The processes of response on computer security incidents
One of the key responsibilities of company management in mitigation of risks is the deployment of process of response on the computer security incidents. The organization's ability to respond effectively to the incident depends on the quality of preparation for all possible events that could adversely affect the information assets of the enterprise.
In case of incidents related to critical information assets, handling must be based on comprehensive, accurate analysis and prudent response. Preparation of incident response must therefore be necessarily based on a thorough resource planning and especially on the early deployed and tested response procedures. Implementation of incident handling process would be derived from the correct understanding of the entire incident life cycle - from its inception to the closing and subsequently lesson learnt.

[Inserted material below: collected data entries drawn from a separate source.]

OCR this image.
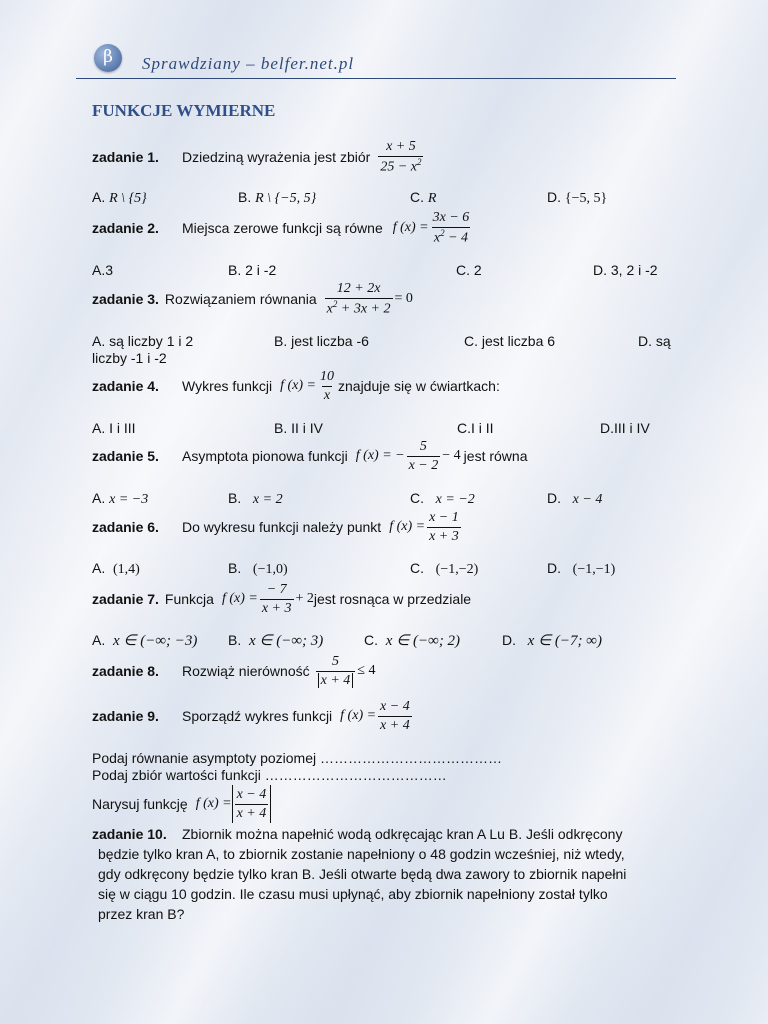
β	Sprawdziany – belfer.net.pl
FUNKCJE WYMIERNE
zadanie 1.	Dziedziną wyrażenia jest zbiór $\frac{x + 5}{25 - x^2}$
A. R \ {5}	B. R \ {−5, 5}	C. R	D. {−5, 5}
zadanie 2.	Miejsca zerowe funkcji są równe f $(x) = \frac{3x - 6}{x^2 - 4}$
A.3	B. 2 i -2	C. 2	D. 3, 2 i -2
zadanie 3. Rozwiązaniem równania $\frac{12 + 2x}{x^2 + 3x + 2} = 0$
A. są liczby 1 i 2	B. jest liczba -6	C. jest liczba 6	D. są
liczby -1 i -2
zadanie 4.	Wykres funkcji f $(x) = \frac{10}{x}$ znajduje się w ćwiartkach:
A. I i III	B. II i IV	C.I i II	D.III i IV
zadanie 5.	Asymptota pionowa funkcji f (x) = − $\frac{5}{x - 2} - 4$ jest równa
A. x = −3	B. x = 2	C. x = −2	D. x − 4
zadanie 6.	Do wykresu funkcji należy punkt f $(x) = \frac{x - 1}{x + 3}$
A. (1,4)	B. (−1,0)	C. (−1,−2)	D. (−1,−1)
zadanie 7. Funkcja f $(x) = \frac{- 7}{x + 3} + 2$ jest rosnąca w przedziale
A. x ∈ (−∞; −3) B. x ∈ (−∞; 3)	C. x ∈ (−∞; 2)	D. x ∈ (−7; ∞)
zadanie 8.	Rozwiąż nierówność $\frac{5}{x + 4} \le 4$
zadanie 9.	Sporządź wykres funkcji f $(x) = \frac{x - 4}{x + 4}$
Podaj równanie asymptoty poziomej …………………………………
Podaj zbiór wartości funkcji …………………………………
Narysuj funkcję f $(x) = \frac{x - 4}{x + 4}$
zadanie 10. Zbiornik można napełnić wodą odkręcając kran A Lu B. Jeśli odkręcony
będzie tylko kran A, to zbiornik zostanie napełniony o 48 godzin wcześniej, niż wtedy,
gdy odkręcony będzie tylko kran B. Jeśli otwarte będą dwa zawory to zbiornik napełni
się w ciągu 10 godzin. Ile czasu musi upłynąć, aby zbiornik napełniony został tylko
przez kran B?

In organizations with greater complexity of systems, it is highly recommended to pre-establish and to continuously educate the dedicated team, whose task will be to properly respond to identified incidents. That team will be able to take timely countermeasures to ensure the proper collection of evidences for further investigation of the incident and any criminal implications. The presentation describes the life cycle of the incident, activities of which is composed the incident resolution process and also briefly summarizes the essential prerequisites for the founding of a computer emergency response team, which could be potentially provided as an outsourced service.
Ivan Makatura
 |
The member of IBM Security Services team in the role of Senior security consultant, focused on Information & Cyber Security, Regulatory, Personal Data Protection Risk & Compliance management. Ivan is skilled security manager with more than thirteen years of experience as Chief Security Officer in banks, with broad knowledge in IT, specialized to Information Security Management Systems, IT Service Management Systems as well as on IT Risk Management processes.
Ivan is judicial expert in field Security and protection of information systems licensed by Slovak Ministry of justice. He acts also as certified information security auditor and vice-chairman of Slovak Information Security Association.

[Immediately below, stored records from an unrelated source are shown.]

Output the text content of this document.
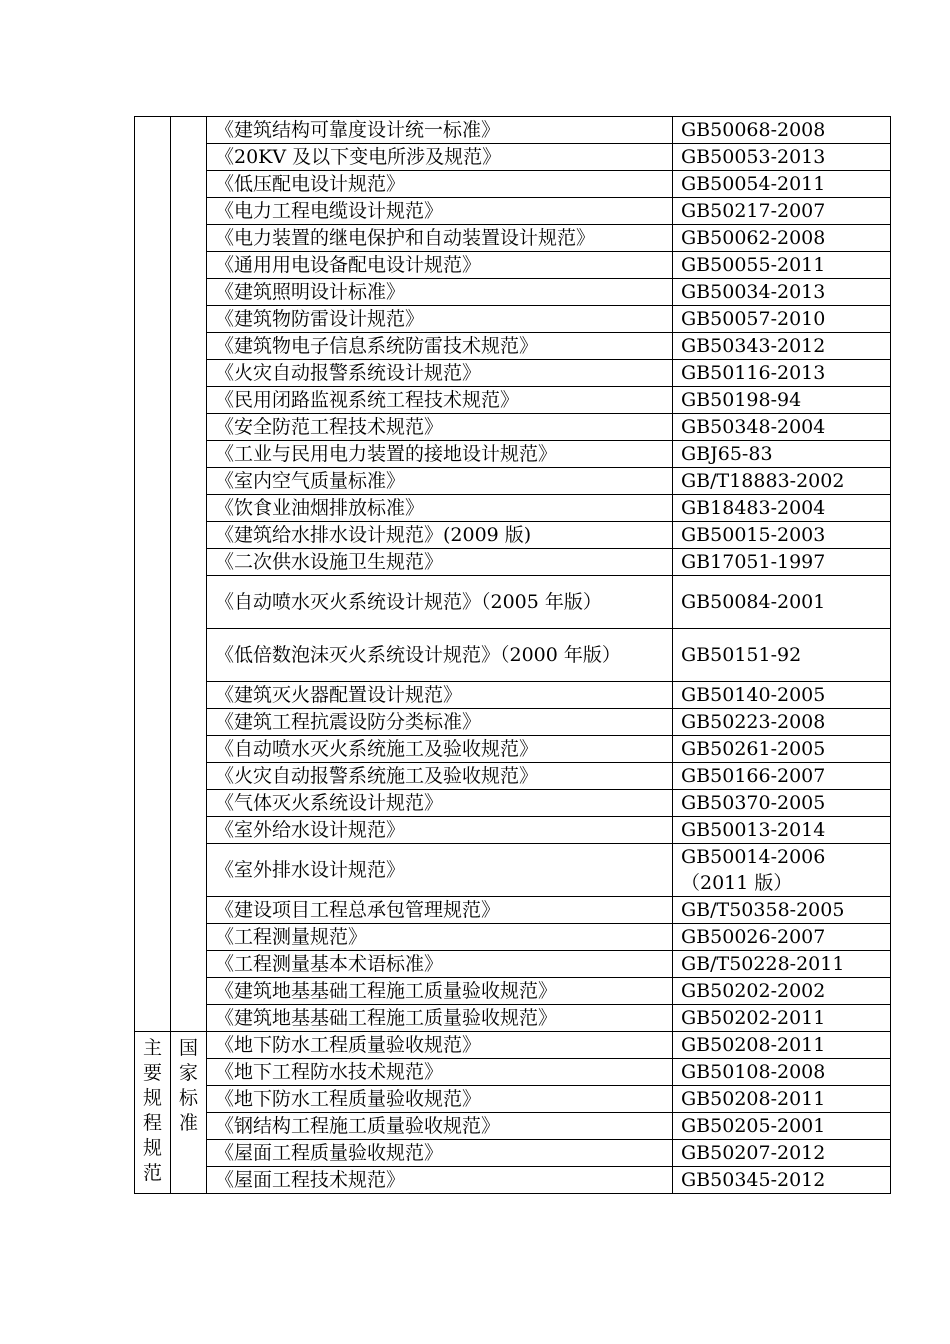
		《建筑结构可靠度设计统一标准》	GB50068-2008
		《20KV 及以下变电所涉及规范》	GB50053-2013
		《低压配电设计规范》	GB50054-2011
		《电力工程电缆设计规范》	GB50217-2007
		《电力装置的继电保护和自动装置设计规范》	GB50062-2008
		《通用用电设备配电设计规范》	GB50055-2011
		《建筑照明设计标准》	GB50034-2013
		《建筑物防雷设计规范》	GB50057-2010
		《建筑物电子信息系统防雷技术规范》	GB50343-2012
		《火灾自动报警系统设计规范》	GB50116-2013
		《民用闭路监视系统工程技术规范》	GB50198-94
		《安全防范工程技术规范》	GB50348-2004
		《工业与民用电力装置的接地设计规范》	GBJ65-83
		《室内空气质量标准》	GB/T18883-2002
		《饮食业油烟排放标准》	GB18483-2004
		《建筑给水排水设计规范》(2009 版)	GB50015-2003
		《二次供水设施卫生规范》	GB17051-1997
		《自动喷水灭火系统设计规范》（2005 年版）	GB50084-2001
		《低倍数泡沫灭火系统设计规范》（2000 年版）	GB50151-92
		《建筑灭火器配置设计规范》	GB50140-2005
		《建筑工程抗震设防分类标准》	GB50223-2008
		《自动喷水灭火系统施工及验收规范》	GB50261-2005
		《火灾自动报警系统施工及验收规范》	GB50166-2007
		《气体灭火系统设计规范》	GB50370-2005
		《室外给水设计规范》	GB50013-2014
		《室外排水设计规范》	GB50014-2006（2011 版）
		《建设项目工程总承包管理规范》	GB/T50358-2005
		《工程测量规范》	GB50026-2007
		《工程测量基本术语标准》	GB/T50228-2011
		《建筑地基基础工程施工质量验收规范》	GB50202-2002
		《建筑地基基础工程施工质量验收规范》	GB50202-2011

主要规程规范	国家标准	《地下防水工程质量验收规范》	GB50208-2011
		《地下工程防水技术规范》	GB50108-2008
		《地下防水工程质量验收规范》	GB50208-2011
		《钢结构工程施工质量验收规范》	GB50205-2001
		《屋面工程质量验收规范》	GB50207-2012
		《屋面工程技术规范》	GB50345-2012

He graduated at Technical University of Košice, Faculty of Electrical Engineering and Informatics, studied Computer science and graduated from the same school in Applied Informatics. Later he completed a postgraduate degree in Judicial Expertise and Forensic engineering at Slovak University of Technology in Bratislava. Currently he is working on his doctoral study, with Network Intrusion Detection Systems dissertation thesis.
He holds a few professional certifications: Certified in Risk and Information Systems Control (CRISC, ISACA), Management of Risk (M_o_R, APMG), ITIL v3 and Cisco Certified Network Associate (CCNA).